Two prison officers who were assigned to guard Jeffrey Epstein on the night he was found dead in his cell of an apparent suicide have been indicted on criminal charges, federal prosecutors in New York announced Tuesday.

Authorities have charged Michael Thomas and Tova Noel with making false records and conspiracy. The two worked as prison guards at the Metropolitan Correctional Center, a federal jail in Manhattan that's mostly used for defendants awaiting trial.

Prosecutors say Thomas and Noel neglected to check on Epstein every half-hour, as they were required to, then falsified prison logs to make it appear as if they were keeping an eye on him.

"They repeatedly failed to conduct mandated checks on inmates, and lied on official forms to hide their dereliction," said U.S. Attorney Geoffrey Berman.

According to the indictment, Thomas and Noel "sat at their desks, browsed the Internet, and moved around the common area" of the prison instead of monitoring Epstein in his cell in the Special Housing Unit.

Epstein, 66, the wealthy financier who faced sex-trafficking charges at the time of his death, was awaiting trial in a case that, if he was convicted, could have resulted in a decades-long prison sentence.

The New York City medical examiner said in August that an autopsy showed that Epstein had hung himself in his cell, a conclusion that has been rejected by both conspiracy theorists and members of Epstein's own family, who have claimed his death was a homicide and hired a private forensic pathologist to probe the incident.

There were warning signs that Epstein was a high-risk inmate. In July, guards found Epstein unconscious and with bruises on his neck. After that, Epstein was placed on suicide watch for about a week but then was taken off and returned to special detention unit where inmates receive extra supervision, including being checked in on once every 30 minutes. Less than two weeks later, Epstein was found dead.

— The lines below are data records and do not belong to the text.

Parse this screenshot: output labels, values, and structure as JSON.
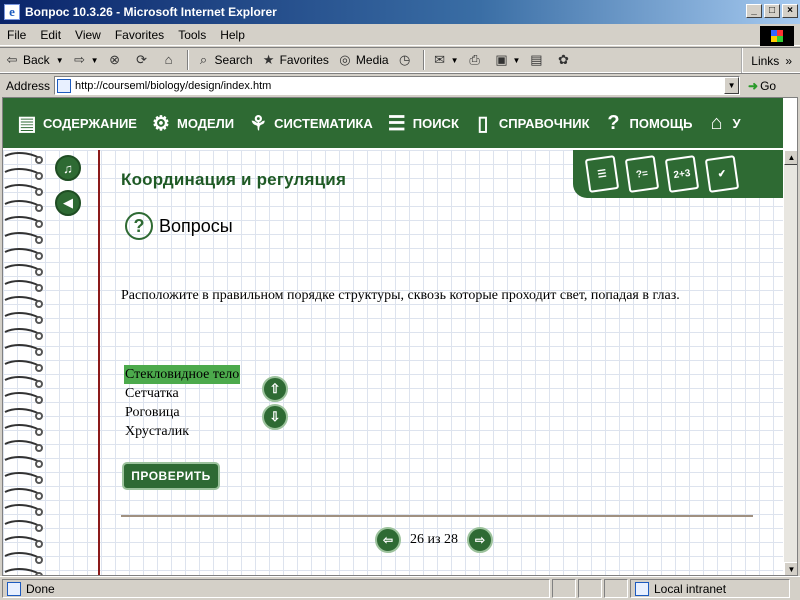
{
  "window": {
    "title": "Вопрос 10.3.26 - Microsoft Internet Explorer"
  },
  "menu": {
    "items": [
      "File",
      "Edit",
      "View",
      "Favorites",
      "Tools",
      "Help"
    ]
  },
  "toolbar": {
    "back": "Back",
    "search": "Search",
    "favorites": "Favorites",
    "media": "Media",
    "links": "Links"
  },
  "address": {
    "label": "Address",
    "url": "http://courseml/biology/design/index.htm",
    "go": "Go"
  },
  "nav": {
    "items": [
      {
        "label": "СОДЕРЖАНИЕ",
        "icon": "notebook-icon"
      },
      {
        "label": "МОДЕЛИ",
        "icon": "gears-icon"
      },
      {
        "label": "СИСТЕМАТИКА",
        "icon": "tree-icon"
      },
      {
        "label": "ПОИСК",
        "icon": "search-document-icon"
      },
      {
        "label": "СПРАВОЧНИК",
        "icon": "book-icon"
      },
      {
        "label": "ПОМОЩЬ",
        "icon": "question-icon"
      },
      {
        "label": "У",
        "icon": "graduation-cap-icon"
      }
    ]
  },
  "lesson": {
    "heading": "Координация и регуляция",
    "section_title": "Вопросы",
    "task_text": "Расположите в правильном порядке структуры, сквозь которые проходит свет, попадая в глаз.",
    "options": [
      "Стекловидное тело",
      "Сетчатка",
      "Роговица",
      "Хрусталик"
    ],
    "selected_index": 0,
    "check_label": "ПРОВЕРИТЬ",
    "pager": {
      "current": 26,
      "total": 28,
      "text": "26 из 28"
    }
  },
  "status": {
    "text": "Done",
    "zone": "Local intranet"
  },
  "colors": {
    "accent_green": "#2e6a33",
    "selection_green": "#4caa4c",
    "margin_red": "#8b1a1a"
  }
}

Before his death, Epstein had pleaded not guilty in a case in which authorities said he "enticed and recruited" young girls to visit his mansion in Manhattan and his estate in Palm Beach in order to sexually abuse them.

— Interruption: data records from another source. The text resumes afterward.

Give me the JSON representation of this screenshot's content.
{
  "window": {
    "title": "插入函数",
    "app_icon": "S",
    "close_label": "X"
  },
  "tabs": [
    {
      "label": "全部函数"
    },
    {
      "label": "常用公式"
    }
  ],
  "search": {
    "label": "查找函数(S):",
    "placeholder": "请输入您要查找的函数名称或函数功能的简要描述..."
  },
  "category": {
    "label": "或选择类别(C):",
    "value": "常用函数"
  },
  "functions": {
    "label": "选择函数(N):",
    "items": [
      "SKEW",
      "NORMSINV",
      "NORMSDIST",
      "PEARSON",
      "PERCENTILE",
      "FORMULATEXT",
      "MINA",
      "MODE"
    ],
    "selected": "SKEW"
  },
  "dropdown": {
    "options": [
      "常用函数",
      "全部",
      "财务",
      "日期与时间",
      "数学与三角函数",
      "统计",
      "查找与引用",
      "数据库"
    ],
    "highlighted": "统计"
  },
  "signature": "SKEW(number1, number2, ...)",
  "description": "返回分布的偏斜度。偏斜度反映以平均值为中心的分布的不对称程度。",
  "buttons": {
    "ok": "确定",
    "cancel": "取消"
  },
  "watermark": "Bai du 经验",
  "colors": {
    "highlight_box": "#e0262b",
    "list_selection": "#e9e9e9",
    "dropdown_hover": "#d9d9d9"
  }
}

Prosecutors said he paid the girls hundreds of dollars in cash for their silence and coaxed them into finding him other victims. The girls, as young as 14 years old, were brought to his properties ostensibly to provide Epstein massages, but he would escalate the encounters by making unwanted physical contact that would ultimately end in sexual abuse, prosecutors wrote in a federal indictment filed in July that involved allegations stretching back to the early 2000s.

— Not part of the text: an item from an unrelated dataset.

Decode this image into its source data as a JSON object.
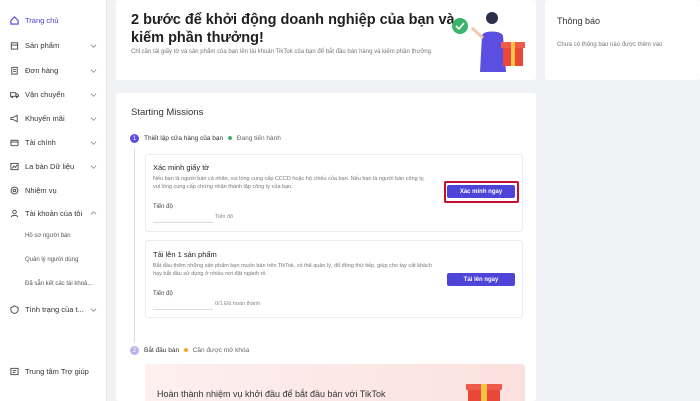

Attorney General Bill Barr said shortly after Epstein's death that he was "appalled" that such a high-profile defendant was not properly guarded in a federal facility. Barr said the Justice Department, the Federal Bureau of Investigation and other authorities have launched inquiries to get to the bottom of what led to Epstein's dying in a jail cell.

The union that represents Federal Bureau of Prisons officials has said that since the facility Epstein was housed in was not operating with a full staff, officers like the two charged on Tuesday had to work mandatory overtime. Some correctional officers, the union said, work up to 80 hours a week.

"Years of severe staff shortages, mandatory overtime, and a serious lack of resources created this unfortunate situation," said Eric Young, the president of the prison workers' union.